Other Research in Progress
“Who Securitizes? Climate Change Discourse in the United Nations”
When and why do states reframe issues as security problems? Which states advocate for these shifts? While securitization theory predicts that states that are existentially
threatened by a problem are most likely to attempt to securitize it, I argue that accounting for the dynamics of institutional agendas can better explain this phenomenon. States
that stand to gain agenda control as a result of securitization are likely to use the language of existential threat in their speech, while those that are materially interested in the issue are less likely to do so. I test this theory in the case of the climate change in the UN, leveraging data on speeches in the General Assembly. I provide the first quantitative test of the securitization of climate politics, finding that P5 states securitize to expand their agenda control, while Small Island Developing States do not securitize, contra previous expectations.
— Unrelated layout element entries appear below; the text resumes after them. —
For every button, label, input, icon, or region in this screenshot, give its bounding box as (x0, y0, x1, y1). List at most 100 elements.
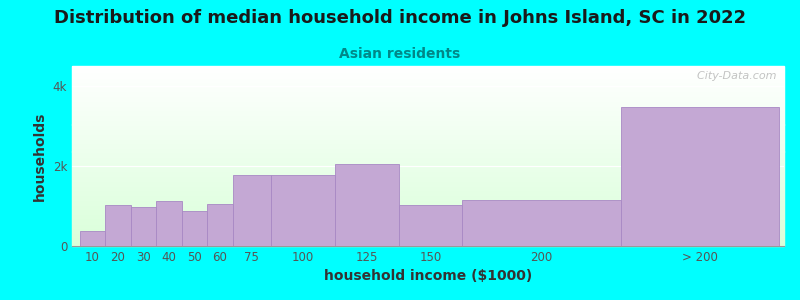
Bar (72, 118, 784, 119)
Bar (72, 195, 784, 196)
Bar (72, 66, 784, 67)
Bar (72, 144, 784, 145)
Bar (72, 120, 784, 121)
Bar (72, 143, 784, 144)
Bar (72, 72, 784, 73)
Bar (72, 169, 784, 170)
Bar (72, 183, 784, 184)
Bar (72, 216, 784, 217)
Bar (72, 208, 784, 209)
Bar (398, 205, 462, 246)
Bar (72, 103, 784, 104)
Bar (72, 220, 784, 221)
Bar (72, 222, 784, 223)
Bar (72, 167, 784, 168)
Bar (72, 154, 784, 155)
Bar (72, 91, 784, 92)
Bar (72, 106, 784, 107)
Bar (72, 73, 784, 74)
Bar (72, 146, 784, 147)
Bar (72, 151, 784, 152)
Bar (72, 174, 784, 175)
Bar (72, 114, 784, 115)
Bar (72, 199, 784, 200)
Bar (72, 227, 784, 228)
Bar (72, 223, 784, 224)
Bar (72, 100, 784, 101)
Bar (72, 170, 784, 171)
Bar (72, 175, 784, 176)
Bar (72, 193, 784, 194)
Bar (72, 90, 784, 91)
Bar (72, 231, 784, 232)
Bar (462, 200, 621, 246)
Bar (72, 94, 784, 95)
Bar (72, 162, 784, 163)
Bar (72, 126, 784, 127)
Y-axis label: households: households (34, 111, 47, 201)
Bar (72, 88, 784, 89)
Bar (72, 153, 784, 154)
Bar (72, 147, 784, 148)
Bar (207, 204, 233, 246)
Bar (72, 198, 784, 199)
Text: City-Data.com: City-Data.com (690, 71, 777, 81)
Bar (72, 184, 784, 185)
Bar (72, 159, 784, 160)
Bar (72, 129, 784, 130)
Bar (72, 180, 784, 181)
Bar (72, 128, 784, 129)
Bar (72, 169, 784, 170)
Bar (72, 67, 784, 68)
Bar (72, 97, 784, 98)
Bar (72, 172, 784, 173)
Bar (72, 105, 784, 106)
Bar (72, 190, 784, 191)
Bar (72, 176, 784, 177)
Bar (72, 191, 784, 192)
Bar (72, 186, 784, 187)
Bar (72, 196, 784, 197)
Bar (72, 101, 784, 102)
Bar (72, 228, 784, 229)
Bar (72, 234, 784, 235)
Bar (72, 221, 784, 222)
Bar (72, 211, 784, 212)
Bar (72, 113, 784, 114)
Bar (72, 213, 784, 214)
Bar (72, 75, 784, 76)
Bar (72, 203, 784, 204)
Bar (72, 214, 784, 215)
Bar (72, 226, 784, 227)
Bar (72, 188, 784, 189)
Bar (72, 137, 784, 138)
Bar (72, 160, 784, 161)
Bar (72, 201, 784, 202)
Bar (72, 76, 784, 77)
Bar (72, 236, 784, 237)
Bar (72, 215, 784, 216)
Bar (72, 112, 784, 113)
Bar (72, 233, 784, 234)
Bar (72, 173, 784, 174)
Bar (72, 135, 784, 136)
Bar (72, 243, 784, 244)
Bar (72, 229, 784, 230)
Bar (72, 79, 784, 80)
Bar (72, 232, 784, 233)
Bar (72, 141, 784, 142)
Text: Distribution of median household income in Johns Island, SC in 2022: Distribution of median household income … (54, 9, 746, 27)
Bar (72, 77, 784, 78)
Bar (182, 211, 207, 246)
Bar (72, 138, 784, 139)
Bar (72, 207, 784, 208)
Bar (72, 85, 784, 86)
Bar (72, 115, 784, 116)
Bar (72, 237, 784, 238)
Bar (72, 157, 784, 158)
Text: Asian residents: Asian residents (339, 46, 461, 61)
Bar (72, 92, 784, 93)
Bar (72, 108, 784, 109)
Bar (72, 87, 784, 88)
Bar (72, 133, 784, 134)
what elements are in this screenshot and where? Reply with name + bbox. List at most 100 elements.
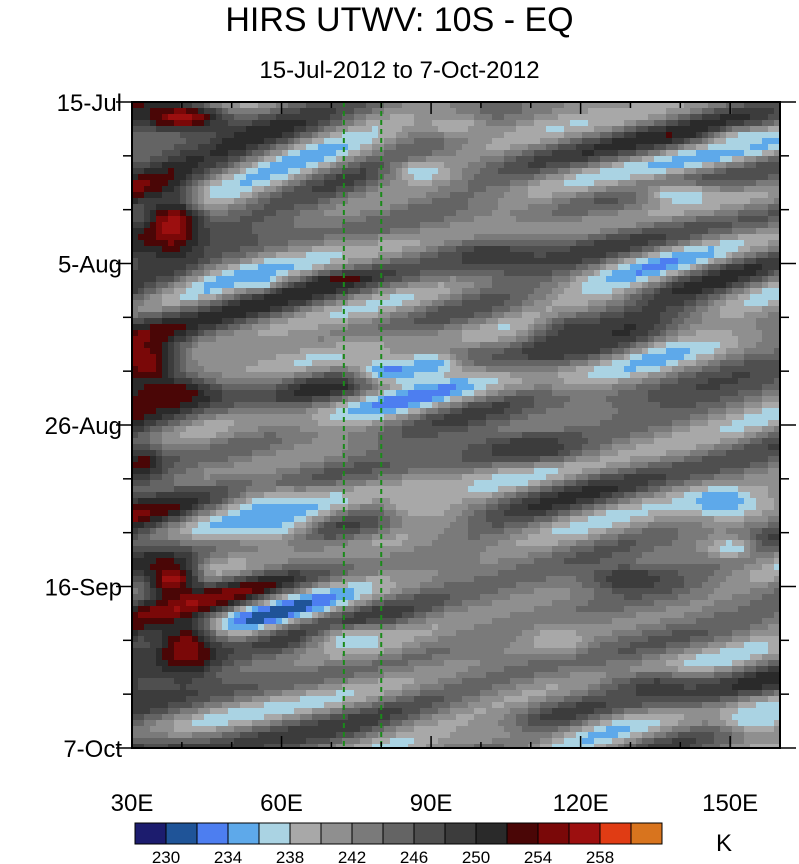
field-cell	[456, 336, 463, 343]
field-cell	[648, 324, 655, 331]
field-cell	[294, 186, 301, 193]
field-cell	[390, 276, 397, 283]
field-cell	[546, 198, 553, 205]
field-cell	[180, 354, 187, 361]
field-cell	[678, 276, 685, 283]
field-cell	[552, 360, 559, 367]
field-cell	[522, 138, 529, 145]
field-cell	[588, 240, 595, 247]
field-cell	[252, 282, 259, 289]
field-cell	[564, 162, 571, 169]
field-cell	[534, 138, 541, 145]
field-cell	[132, 222, 139, 229]
field-cell	[450, 180, 457, 187]
field-cell	[510, 252, 517, 259]
field-cell	[222, 126, 229, 133]
field-cell	[720, 294, 727, 301]
field-cell	[138, 114, 145, 121]
field-cell	[762, 144, 769, 151]
field-cell	[582, 168, 589, 175]
field-cell	[552, 318, 559, 325]
field-cell	[504, 120, 511, 127]
field-cell	[468, 264, 475, 271]
field-cell	[246, 228, 253, 235]
field-cell	[468, 210, 475, 217]
field-cell	[162, 162, 169, 169]
field-cell	[762, 288, 769, 295]
field-cell	[366, 336, 373, 343]
field-cell	[768, 108, 775, 115]
field-cell	[594, 222, 601, 229]
field-cell	[168, 180, 175, 187]
field-cell	[216, 366, 223, 373]
field-cell	[510, 204, 517, 211]
field-cell	[264, 324, 271, 331]
field-cell	[480, 294, 487, 301]
field-cell	[624, 312, 631, 319]
field-cell	[354, 306, 361, 313]
field-cell	[330, 168, 337, 175]
field-cell	[360, 300, 367, 307]
field-cell	[246, 378, 253, 385]
field-cell	[726, 168, 733, 175]
field-cell	[588, 348, 595, 355]
field-cell	[546, 372, 553, 379]
field-cell	[144, 330, 151, 337]
field-cell	[180, 132, 187, 139]
field-cell	[534, 234, 541, 241]
field-cell	[168, 138, 175, 145]
field-cell	[708, 294, 715, 301]
field-cell	[438, 204, 445, 211]
field-cell	[294, 288, 301, 295]
field-cell	[396, 204, 403, 211]
field-cell	[300, 114, 307, 121]
field-cell	[660, 252, 667, 259]
field-cell	[468, 336, 475, 343]
field-cell	[162, 228, 169, 235]
field-cell	[330, 144, 337, 151]
field-cell	[168, 156, 175, 163]
field-cell	[246, 216, 253, 223]
field-cell	[384, 240, 391, 247]
field-cell	[660, 180, 667, 187]
field-cell	[636, 192, 643, 199]
field-cell	[342, 102, 349, 109]
field-cell	[606, 348, 613, 355]
field-cell	[390, 318, 397, 325]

I further find that the overall climate discourse cannot be characterized as securitized. These findings imply that the Security Council is unlikely to be significantly involved in climate change policy, and also demonstrate the importance of rhetoric for political outcomes and for the distribution of state power within international organizations.
“Legal Precision and Legislative Networks in the UNGA and UNSC” (with Robert Shaffer)
How and why do bodies of law develop in international organizations (IOs)? Do the United Nations Security Council (UNSC) and United Nations General Assembly (UNGA) address issues on an ad hoc basis or “legalize” issues by establishing a precise, stable, and durable body of law? Does this process vary over time and by issue? To address these questions, we begin by developing a theory of legal precision in IOs. We identify two subcomponents of precision — consistency and precedent — and argue that states employ legal precision at least partly to provide political cover for controversial decisions. We then describe a machine learning-based approach designed to measure consistency and precedent, which we apply to a novel dataset of all UN resolutions passed from 1946-2018. We find that the UNGA and UNSC have developed distinct bodies of law over time, and that resolutions on more controversial topics–particularly security matters–are more precise.
Voting Against Cooperation: Congressional Opposition to the League of Nations (with Julia Gray)
What determines Congressional support for international cooperation, and how do partisan positions evolve? The Senate record on WWI-era proposals for international organizations provides a particularly interesting case. Public support for the League of Nations was extremely high, and the proposal initially bore the fingerprint of both parties as well as considerable US influence in its design. Despite initial bipartisan support, over a series of votes, the Senate voted these proposals down, and position-switching from both parties was common. We use original data capturing state-level interests — including civil society activities from the League to Enforce Peace, a central advocacy group — to test hypotheses on whether senators’ changing positions reflected constituent pressure, compared with hypotheses about party unity or increasing Congressional power. Better understanding the historical relationship between ideology, constituency preferences, and support for international cooperation could shed light on contemporary challenges to the international order.
National Security and Climate Change Attitudes (with Michael Weisberg)
Previous studies have tested different means of communicating information on climate change to shift attitudes, including framing the issue in moral or economic terms, as well as credibility effects of scientific sources. These strategies have generally been ineffective at moving attitudes on climate change, and in some instances have even resulted in decreasing support.
Noting the key demographic groups to target with climate communication, this project proposes a novel test of framing and source effects. We hypothesize (1) that discussing climate change as a national security issue is likely to increase public support for climate change policies through framing effects; (2) that information on climate change delivered by national security establishment leaders is likely to increase public support for climate change policies through source effects; and (3) that these effects are likely to be most pronounced among conservative and Republican demographics.